As the daughter of a former Air Force pilot and a former Ohioan, it was pretty cool to be at the site where the first successful airplane flights took place. We immediately could feel why this was the perfect spot for the Wright brothers to test their plane: Oh my, the wind!
During our visit the kids worked on their first Junior Ranger badge of the trip, and thankfully it was a gorgeous day so we could roam the property at our leisure. We were fortunate enough to be at the park in time to hear a ranger program with Darrell Collins. It was the best ranger program we have ever attended, and it was an honor that he could “swear in” our kiddos. (There is a small fee for anyone 16 years and older to visit this NPS site.)

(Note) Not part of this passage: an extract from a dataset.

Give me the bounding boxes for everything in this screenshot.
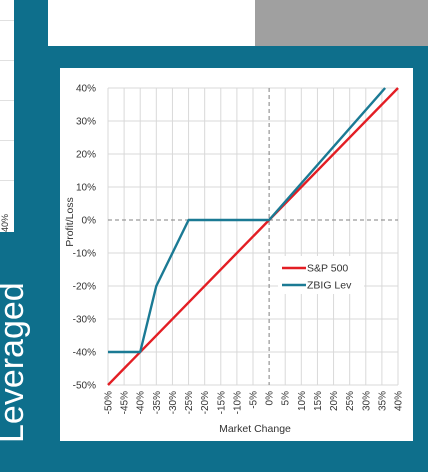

The national seashore provided another opportunity for the kiddos to earn a Junior Ranger badge. You can visit the two lighthouse sites–Bodie and Hatteras–for free, but you have to pay a fee to climb them. Both lighthouses have restrictions on when they are open and who can climb them so be sure to read the park information before you go. The lighthouses also offer small museum areas to explore, and plenty of iconic spots to capture a few family pictures.
Here’s the place to learn about England’s first settlements in the New World–including the infamous and mysterious “Lost Colony.” In addition to a video about the colony, you can explore a small but well-done museum area and the grounds. This marks the third NPS site in the area where the kids could work on NPS Junior Ranger badges. (Our kiddos were WAY excited that one camping trip destination netted them three badges.) There is no entrance fee to visit Fort Raleigh.
This is another free spot, all the way down at the southern end of the barrier islands, that would be perfect to save for a rainy day. Just off the coast of the Outer Banks lie more than 2,000 shipwrecks, which is why the region was once nicknamed the “Graveyard of the Atlantic.” The museum chronicles maritime and shipwreck history. Although this isn’t a hands-on exhibit, the staff have created a little scavenger hunt to keep kids engaged as you work your way through the displays.
Still looking for more ideas? Our off-season visit didn’t accommodate a visit to several other stops like Pea Island National Wildlife Refuge, Island Farm, The Elizabethan Gardens, or going to The Lost Colony outdoor production. Additionally, the region is ripe for numerous recreational opportunities like kayaking, off-road beach driving, kite-boarding, and crabbing charters. With so many options for fun and relaxation, it’s likely you and your family will be plotting a return trip to the Outer Banks before you’ve even crossed back onto the mainland.